Não merece prosperar o entendimento de que, mesmo pendente de apreciação recurso remetido pela defesa à instância extraordinária, o prazo prescricional flui desde que ocorrido o trânsito em julgado do acórdão condenatório apenas para a acusação.
Tenho que não é a melhor exegese da norma constitucional e infraconstitucional. É o que se depreende da leitura do disposto no art. 105 da Lei de Execução Penal que possui as seguintes letras: "Transitando em julgado a sentença que aplicar pena privativa de liberdade, se o réu estiver ou vier a ser preso, o Juiz ordenará a expedição de guia de recolhimento para a execução."
Veja-se que a Lei 7.210/84 não refere ao trânsito em julgado somente para a acusação. Por outras palavras significa dizer que somente pode ser iniciada a execução penal quando não houver mais recurso das partes (leia-se acusação e defesa) contra a sentença condenatória (acórdão). Antes disso, qualquer tentativa de execução da pena constitui ofensa aos princípios constitucionais da presunção de inocência (CF, art. 5º, LVII) e da ampla defesa (CF, art. 5º, LV).

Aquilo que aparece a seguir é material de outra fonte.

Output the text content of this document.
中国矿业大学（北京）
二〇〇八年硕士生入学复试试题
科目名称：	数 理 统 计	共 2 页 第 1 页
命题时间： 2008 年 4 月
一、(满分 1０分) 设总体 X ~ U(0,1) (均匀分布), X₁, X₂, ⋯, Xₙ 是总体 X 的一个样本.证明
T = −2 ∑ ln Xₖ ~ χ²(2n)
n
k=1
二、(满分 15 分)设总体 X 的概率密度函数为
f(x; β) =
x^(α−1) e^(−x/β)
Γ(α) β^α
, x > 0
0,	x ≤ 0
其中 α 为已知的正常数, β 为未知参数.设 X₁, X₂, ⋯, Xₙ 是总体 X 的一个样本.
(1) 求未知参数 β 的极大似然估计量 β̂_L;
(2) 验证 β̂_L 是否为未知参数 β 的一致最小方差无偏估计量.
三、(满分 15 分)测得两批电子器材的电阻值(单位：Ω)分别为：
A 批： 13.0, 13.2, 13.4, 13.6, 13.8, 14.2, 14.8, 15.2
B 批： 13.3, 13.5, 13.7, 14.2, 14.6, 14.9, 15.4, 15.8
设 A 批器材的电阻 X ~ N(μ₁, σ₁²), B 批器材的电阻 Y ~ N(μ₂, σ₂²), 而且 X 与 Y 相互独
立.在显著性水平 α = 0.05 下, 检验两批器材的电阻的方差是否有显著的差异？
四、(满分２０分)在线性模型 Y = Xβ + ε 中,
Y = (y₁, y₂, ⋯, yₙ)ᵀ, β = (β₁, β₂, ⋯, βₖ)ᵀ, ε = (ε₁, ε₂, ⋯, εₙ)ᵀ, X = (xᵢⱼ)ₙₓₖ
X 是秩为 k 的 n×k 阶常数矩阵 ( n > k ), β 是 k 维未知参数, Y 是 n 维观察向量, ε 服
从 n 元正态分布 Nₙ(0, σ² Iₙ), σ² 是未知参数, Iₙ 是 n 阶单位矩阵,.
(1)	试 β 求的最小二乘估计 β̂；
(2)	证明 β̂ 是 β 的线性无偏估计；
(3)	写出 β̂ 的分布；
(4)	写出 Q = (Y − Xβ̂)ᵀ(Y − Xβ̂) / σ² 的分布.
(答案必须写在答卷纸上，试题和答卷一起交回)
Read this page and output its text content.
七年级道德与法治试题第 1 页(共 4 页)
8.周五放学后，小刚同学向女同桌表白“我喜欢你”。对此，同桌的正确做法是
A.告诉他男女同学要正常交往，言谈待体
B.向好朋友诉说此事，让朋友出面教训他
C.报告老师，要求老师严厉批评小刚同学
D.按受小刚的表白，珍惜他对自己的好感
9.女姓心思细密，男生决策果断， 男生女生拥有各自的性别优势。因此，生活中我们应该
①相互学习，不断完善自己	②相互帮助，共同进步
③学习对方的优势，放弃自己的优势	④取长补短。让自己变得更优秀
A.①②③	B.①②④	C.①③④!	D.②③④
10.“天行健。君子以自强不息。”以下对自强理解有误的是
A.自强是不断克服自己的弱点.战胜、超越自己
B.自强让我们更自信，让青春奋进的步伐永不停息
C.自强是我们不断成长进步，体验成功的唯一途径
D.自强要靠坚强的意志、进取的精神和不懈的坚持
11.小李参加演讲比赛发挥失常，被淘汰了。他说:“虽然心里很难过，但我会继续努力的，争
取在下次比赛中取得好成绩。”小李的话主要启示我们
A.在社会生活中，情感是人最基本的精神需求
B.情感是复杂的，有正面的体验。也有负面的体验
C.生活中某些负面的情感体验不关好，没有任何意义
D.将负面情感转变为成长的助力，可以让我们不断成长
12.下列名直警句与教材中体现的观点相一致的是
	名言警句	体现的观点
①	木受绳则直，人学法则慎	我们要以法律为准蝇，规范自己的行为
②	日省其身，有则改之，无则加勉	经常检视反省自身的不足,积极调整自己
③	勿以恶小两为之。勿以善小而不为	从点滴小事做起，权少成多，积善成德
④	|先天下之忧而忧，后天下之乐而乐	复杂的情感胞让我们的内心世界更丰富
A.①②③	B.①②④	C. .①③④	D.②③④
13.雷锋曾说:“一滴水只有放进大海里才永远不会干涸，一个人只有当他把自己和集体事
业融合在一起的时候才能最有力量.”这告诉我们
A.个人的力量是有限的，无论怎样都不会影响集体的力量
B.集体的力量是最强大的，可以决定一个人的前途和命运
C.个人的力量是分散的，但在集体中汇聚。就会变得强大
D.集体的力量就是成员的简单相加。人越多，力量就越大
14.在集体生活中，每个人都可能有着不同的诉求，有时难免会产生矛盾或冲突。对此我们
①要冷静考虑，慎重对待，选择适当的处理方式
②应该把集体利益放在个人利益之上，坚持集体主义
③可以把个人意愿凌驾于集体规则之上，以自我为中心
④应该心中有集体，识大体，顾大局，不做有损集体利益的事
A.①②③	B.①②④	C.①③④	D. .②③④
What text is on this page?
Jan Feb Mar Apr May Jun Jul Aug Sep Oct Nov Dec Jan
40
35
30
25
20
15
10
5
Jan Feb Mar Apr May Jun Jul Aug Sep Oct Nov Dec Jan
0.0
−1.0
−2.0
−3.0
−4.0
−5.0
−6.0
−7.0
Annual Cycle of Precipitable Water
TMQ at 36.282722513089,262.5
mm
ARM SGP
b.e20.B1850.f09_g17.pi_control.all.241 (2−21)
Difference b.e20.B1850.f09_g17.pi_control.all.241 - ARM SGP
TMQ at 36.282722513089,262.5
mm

Nesse sentido, veja-se aresto do e. STJ:
"PROCESSO PENAL. HABEAS CORPUS. CRIME CONTRA AS LICITAÇÕES. SENTENÇA CONDENATÓRIA. ACÓRDÃO CONFIRMATÓRIO. AUSÊNCIA DE TRÂNSITO EM JULGADO. EXECUÇÃO PROVISÓRIA DA PENA. OFENSA À PRESUNÇÃO DE INOCÊNCIA. VERIFICAÇÃO.
1. A ausência de previsão de efeito suspensivo nos recursos especial e extraordinário não se constitui em motivo válido para o início da execução provisória da pena, porquanto tal representaria daninho prejuízo ao princípio constitucional da não-culpabilidade.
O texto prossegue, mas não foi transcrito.